Pierce is very generous, he’s made sure it’s been fun. He has a clear vision of his universe but he’s also been very open to how I’ve tried to interpret it. I’d read his books before coming to this project so I was already familiar with Pierce’s work, and loved what he’d created with the Red Rising world.
BB: If a Red Rising novel fan has read this comics series from Dynamite, what kind of texture/enjoyment would it bring them to re-read the original? New perceptions?
RH: I think the biggest influence would be from Eli Powell’s visuals, which have brought this world to life, as well as the astonishing color palette our colorists have used.
BB: Has this comic built or diminished Fitchner as a character for you?
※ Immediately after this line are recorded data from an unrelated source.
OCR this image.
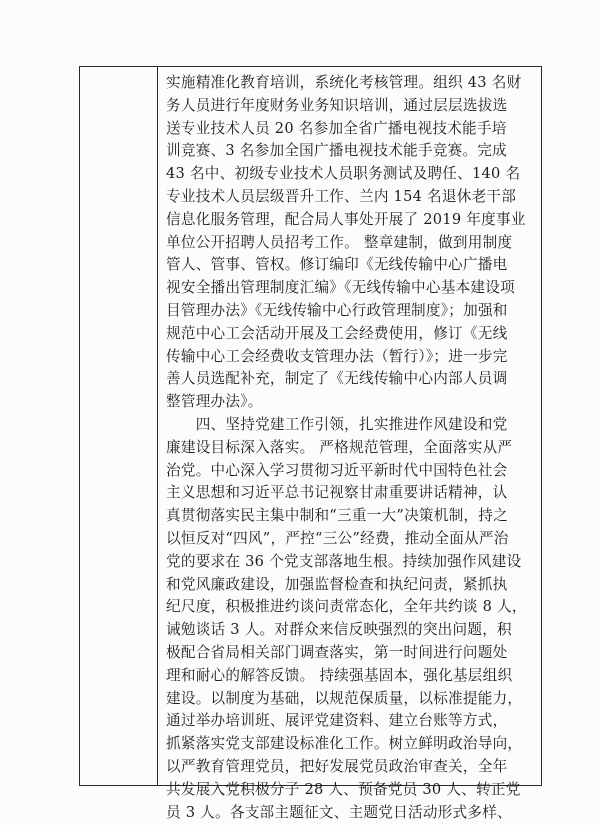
实施精准化教育培训，系统化考核管理。组织 43 名财
务人员进行年度财务业务知识培训，通过层层选拔选
送专业技术人员 20 名参加全省广播电视技术能手培
训竞赛、3 名参加全国广播电视技术能手竞赛。完成
43 名中、初级专业技术人员职务测试及聘任、140 名
专业技术人员层级晋升工作、兰内 154 名退休老干部
信息化服务管理，配合局人事处开展了 2019 年度事业
单位公开招聘人员招考工作。 整章建制，做到用制度
管人、管事、管权。修订编印《无线传输中心广播电
视安全播出管理制度汇编》《无线传输中心基本建设项
目管理办法》《无线传输中心行政管理制度》；加强和
规范中心工会活动开展及工会经费使用，修订《无线
传输中心工会经费收支管理办法（暂行）》；进一步完
善人员选配补充，制定了《无线传输中心内部人员调
整管理办法》。
　　四、坚持党建工作引领，扎实推进作风建设和党
廉建设目标深入落实。 严格规范管理，全面落实从严
治党。中心深入学习贯彻习近平新时代中国特色社会
主义思想和习近平总书记视察甘肃重要讲话精神，认
真贯彻落实民主集中制和“三重一大”决策机制，持之
以恒反对“四风”，严控“三公”经费，推动全面从严治
党的要求在 36 个党支部落地生根。持续加强作风建设
和党风廉政建设，加强监督检查和执纪问责，紧抓执
纪尺度，积极推进约谈问责常态化，全年共约谈 8 人，
诫勉谈话 3 人。对群众来信反映强烈的突出问题，积
极配合省局相关部门调查落实，第一时间进行问题处
理和耐心的解答反馈。 持续强基固本，强化基层组织
建设。以制度为基础，以规范保质量，以标准提能力，
通过举办培训班、展评党建资料、建立台账等方式，
抓紧落实党支部建设标准化工作。树立鲜明政治导向，
以严教育管理党员，把好发展党员政治审查关，全年
共发展入党积极分子 28 人、预备党员 30 人、转正党
员 3 人。各支部主题征文、主题党日活动形式多样、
Was it better to have had the mystery of his life, or has this “fleshing out” made him all the better?
RH: Oh, I love Fitchner, and the more of his angry youth I see the better! He’s a samurai without honor, a terrorist without mercy, but the more readers learn about him the more I hope they’ll sympathize with him, despite how gorydamn wrongheaded he can be!
BB: Aside from Fitchner, what other member(s) of the Sons of Ares cast would you say has/have been affected by the series … for good or ill?
RH: That’s a tricky question to answer without getting into spoilers. This is definitely Fitchner’s story, and it’s set roughly a generation before the Red Rising books, but how he’s motivated and how he motivates everyone around him becomes a basis for the whole “Sons of Ares” movement. At this stage, everyone enters the (as-yet-unnamed) movement wide-eyed and hopeful, but what happens during their first action affects them in terrible ways. I especially like the Doran/Ryanna relationship, how his crushing on her affects her when a big, big spoiler happens.
BB: What has been the biggest surprise/challenge for you in working on this book with Pierce?
RH: I’ve enjoyed finding ways to tell this story, the way we transition between past and present, how we show the split lives of the Golds and the Reds. Seeing Eli’s early pages made me bolder in how I approached that, because his work was so confident from the very first page. My script asked a lot, and he delivered more!
I’ve praised Pierce’s input before now, he’s worked closely with me throughout. He’s very open to new ideas and new approaches, then adds all these flourishes no one saw coming that raise everything to new heights.
BB: What do we have to look forward to from you, Mr. Hoskin?
RH: I have a number of projects in progress, although I can’t talk about most of them.
For Dynamite, we’ll see Volume 2 of Brandon Sanderson’s White Sand this year, the penciled pages for which are looking spectacular.
I have a graphic novel coming from Indian publisher Campfire called Karna, Victory in Death, which has some of the most beautiful artwork I’ve seen.
There’s also some more book work – prose novels, without all those pictures making me look good – and other stuff that I’m waiting on announcements for.